This week, global software-defined WAN (SD-WAN) provider Aryaka announced its series D financing round. The round was led by two new investors, Third Point Ventures and Deutsche Telekom Capital Partners (DTCP), displaying strong endorsement of the company’s global SD-WAN platform. Existing investors participated in the round, too, demonstrating its belief in the potential of SD-WAN and Aryaka.
SD-WANs have been seen by some to be the death knell for traditional service providers offering MPLS and IP VPN, and until now, no investment in the technology has been made by a major telecommunications company.
To better understand what preceded DTCP’s positive appraisal of the SD-WAN market and why it chose to invest into Aryaka, I interviewed Jack Young, partner and head of venture capital at DTCP.
You, as a venture capitalist, look at hundreds of potential investments every year. What is the investment philosophy at DTCP?
Jack: Before I get into the details, I would first like to provide a bit of background information to DTCP. As the name suggests, our firm is the investment arm of the global network operator Deutsche Telekom (DT). We have $2 billion in assets under management and advisory across multiple funds, and our portfolio includes over 70 companies. We operate autonomously from DT, who is the single LP for the funds.
Aryaka will be DTCP’s tenth new venture investment in the last 18 months. We typically aim for an investment timeframe of about five years, despite having enjoyed two quick exits so far. The first one was Replay which was acquired by Intel, and second Nexmo, which was recently purchased by Vonage.
Every VC has a different strategy when it comes to investing. DTCP is primarily driven by financial returns, and we invest across a variety of deep-tech digital start-ups in the TMT space with enterprise-proven business models.
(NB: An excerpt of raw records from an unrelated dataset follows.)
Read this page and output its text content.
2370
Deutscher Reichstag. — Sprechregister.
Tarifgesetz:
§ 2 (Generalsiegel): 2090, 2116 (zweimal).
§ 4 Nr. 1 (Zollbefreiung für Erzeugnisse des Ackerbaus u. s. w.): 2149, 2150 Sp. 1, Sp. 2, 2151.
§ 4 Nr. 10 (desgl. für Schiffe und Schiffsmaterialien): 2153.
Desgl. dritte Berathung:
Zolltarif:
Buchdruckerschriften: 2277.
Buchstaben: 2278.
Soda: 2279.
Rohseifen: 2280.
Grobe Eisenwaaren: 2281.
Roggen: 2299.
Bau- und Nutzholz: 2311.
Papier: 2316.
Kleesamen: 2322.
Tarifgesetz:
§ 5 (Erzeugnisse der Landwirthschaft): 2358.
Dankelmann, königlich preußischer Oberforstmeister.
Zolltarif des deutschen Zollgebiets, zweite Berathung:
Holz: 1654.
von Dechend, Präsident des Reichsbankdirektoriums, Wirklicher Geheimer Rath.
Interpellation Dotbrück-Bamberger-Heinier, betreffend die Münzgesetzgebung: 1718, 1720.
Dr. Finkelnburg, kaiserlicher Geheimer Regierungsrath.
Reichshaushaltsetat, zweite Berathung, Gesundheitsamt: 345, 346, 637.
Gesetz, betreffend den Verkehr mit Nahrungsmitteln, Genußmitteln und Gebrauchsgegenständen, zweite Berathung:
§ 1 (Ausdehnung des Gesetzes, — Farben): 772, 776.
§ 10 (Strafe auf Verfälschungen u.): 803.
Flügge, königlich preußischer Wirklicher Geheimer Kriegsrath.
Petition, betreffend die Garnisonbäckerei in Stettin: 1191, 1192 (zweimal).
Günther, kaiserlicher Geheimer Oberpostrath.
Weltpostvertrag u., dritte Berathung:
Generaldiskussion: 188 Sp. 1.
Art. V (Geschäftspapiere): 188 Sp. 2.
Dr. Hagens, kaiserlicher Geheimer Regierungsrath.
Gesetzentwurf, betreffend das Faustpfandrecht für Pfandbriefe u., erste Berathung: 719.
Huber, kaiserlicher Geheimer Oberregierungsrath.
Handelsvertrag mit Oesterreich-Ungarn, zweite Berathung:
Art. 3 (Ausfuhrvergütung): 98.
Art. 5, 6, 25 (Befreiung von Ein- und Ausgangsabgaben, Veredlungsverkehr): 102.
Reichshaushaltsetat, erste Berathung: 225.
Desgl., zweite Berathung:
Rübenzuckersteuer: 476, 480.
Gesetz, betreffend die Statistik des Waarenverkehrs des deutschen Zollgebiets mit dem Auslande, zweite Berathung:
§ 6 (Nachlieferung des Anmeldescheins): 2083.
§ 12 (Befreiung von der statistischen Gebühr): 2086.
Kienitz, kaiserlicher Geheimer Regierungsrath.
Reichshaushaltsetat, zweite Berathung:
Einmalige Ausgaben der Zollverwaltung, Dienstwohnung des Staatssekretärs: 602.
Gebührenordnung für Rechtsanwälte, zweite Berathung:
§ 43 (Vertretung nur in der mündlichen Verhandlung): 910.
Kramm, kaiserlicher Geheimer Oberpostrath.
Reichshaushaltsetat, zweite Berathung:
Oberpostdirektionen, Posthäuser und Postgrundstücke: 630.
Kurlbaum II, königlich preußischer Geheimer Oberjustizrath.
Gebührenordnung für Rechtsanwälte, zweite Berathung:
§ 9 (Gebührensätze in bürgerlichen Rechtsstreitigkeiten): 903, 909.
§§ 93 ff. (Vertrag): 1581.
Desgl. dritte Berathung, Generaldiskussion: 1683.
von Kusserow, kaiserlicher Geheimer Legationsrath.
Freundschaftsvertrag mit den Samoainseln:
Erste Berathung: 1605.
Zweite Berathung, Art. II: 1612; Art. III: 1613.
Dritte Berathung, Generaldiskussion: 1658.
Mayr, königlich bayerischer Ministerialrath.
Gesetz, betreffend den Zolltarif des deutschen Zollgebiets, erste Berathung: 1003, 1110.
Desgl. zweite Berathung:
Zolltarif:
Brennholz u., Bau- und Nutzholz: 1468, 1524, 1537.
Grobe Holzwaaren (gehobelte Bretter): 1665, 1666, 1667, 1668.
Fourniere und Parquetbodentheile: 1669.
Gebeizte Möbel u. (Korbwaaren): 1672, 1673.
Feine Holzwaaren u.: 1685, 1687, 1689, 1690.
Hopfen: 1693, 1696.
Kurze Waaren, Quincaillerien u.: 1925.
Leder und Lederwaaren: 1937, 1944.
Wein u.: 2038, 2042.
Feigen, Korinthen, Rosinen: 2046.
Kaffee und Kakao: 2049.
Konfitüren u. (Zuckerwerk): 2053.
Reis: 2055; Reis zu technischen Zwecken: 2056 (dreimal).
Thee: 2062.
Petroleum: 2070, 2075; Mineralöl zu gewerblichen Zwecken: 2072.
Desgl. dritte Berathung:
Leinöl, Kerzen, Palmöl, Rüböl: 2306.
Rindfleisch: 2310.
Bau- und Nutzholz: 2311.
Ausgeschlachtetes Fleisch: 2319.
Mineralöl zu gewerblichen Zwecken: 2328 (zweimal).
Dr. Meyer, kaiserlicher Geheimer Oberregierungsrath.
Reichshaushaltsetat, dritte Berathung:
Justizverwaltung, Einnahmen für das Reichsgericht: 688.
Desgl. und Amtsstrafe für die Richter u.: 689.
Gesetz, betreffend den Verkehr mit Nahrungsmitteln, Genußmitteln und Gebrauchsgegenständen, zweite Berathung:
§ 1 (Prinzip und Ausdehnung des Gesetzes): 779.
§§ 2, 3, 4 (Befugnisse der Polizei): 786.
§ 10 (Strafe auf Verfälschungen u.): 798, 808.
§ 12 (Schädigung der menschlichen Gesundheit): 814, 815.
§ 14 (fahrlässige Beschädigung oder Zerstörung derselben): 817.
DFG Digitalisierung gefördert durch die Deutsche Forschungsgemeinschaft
DT has long-standing business relationships with most of the Fortune 500 companies in Germany and many enterprises across Europe. We strive to add value to our portfolio companies by leveraging DT’s network.
We understand that telecommunication companies are facing a challenge from the over-the-top providers, and we want to better understand this transition.
Telecoms are aware of the risk of becoming “dumb pipes,” so we are investing in companies that are gaining traction in cloud computing and/or enterprise software. We also like vendors catering to businesses of all sizes. One last positive factor is the company’s plan to expand overseas. If Europe is a target market, we hope to leverage DT to make inroads easier.
What does DTCP like about the SD-WAN market?
Jack: There are several things about SD-WAN that fall into our investment thesis. First, the technology has been around for about five to six years but has been driven by traction in the U.S. Now that there is some movement to Europe, it provides us with an opportunity to use our strengths to help it grow. Also, after an initial wave of hype, where it was hard to understand what an SD-WAN is and is not, the framework for an SD-WAN seems much better defined and the technology innovation is aligned in the right direction.
The pilot deployments we have seen offer good ROI, and the market is starting to shift towards SD-WAN and away from MPLS, which for decades was the preferred technology. Increasing cloud usage has been fueling this trend. When a business uses a SaaS-based application, there is nothing to install, so deployments can move much quicker and MPLS, in comparison, just cannot keep up. Right now, MPLS is a $10 billion-plus market, and we believe SD-WAN will take a big bite out of the market as it becomes the de facto standard for the enterprise WAN.
Why do you believe SD-WAN has sustainability over the long term?
Jack: I think it’s already showing its long-term promise. If you look at the Gartner Hype Cycle, most technologies go into the “trough of disillusionment” after they reach the “peak of inflated expectations,” as it seems customers rarely get the payback expected from a technology when the level of hype is the highest. SD-WAN seems like it never went through the trough, and now we should start to see broader and faster adoption.
One important thing to note is that SD-WAN technology is not reinventing the wheel. It’s an evolution of the WAN with a new type of network topology. Therefore, we believe SD-WAN is much better positioned than data center software-defined networking (SDN). It’s the way of the future.
The SD-WAN market is crowded right now with lots of mature vendors and start-ups. What was it that you liked about Aryaka?
Jack: There are a number of things we like about Aryaka. Its biggest strength is that it owns the network where the biggest source of application performance challenges lies: the “middle mile.” By building its own middle mile, Aryaka can provide end-to-end application performance optimization, which makes it ideal for companies with a global presence, particularly if their countries of residence provide challenging networks.
Switching over to an SD-WAN from MPLS overnight can pose a risk, as the internet isn’t designed for performance. Many of the other solutions, particularly the “do it yourself” (DIY) ones rely too heavily on the internet for transport. This may work in the U.S. where networks are ubiquitous and bandwidth is plentiful, but in other parts of the world, DIY solutions can be hard to architect.
Since Aryaka owns the middle mile, it is ideally suited for global scalability, and that’s what we feel is its biggest differentiator. The best proof of Aryaka’s potential is that hundreds of customers currently use their service.
DTCP’s investment can be used by Aryaka to invest more in sales and marketing to further accelerate growth.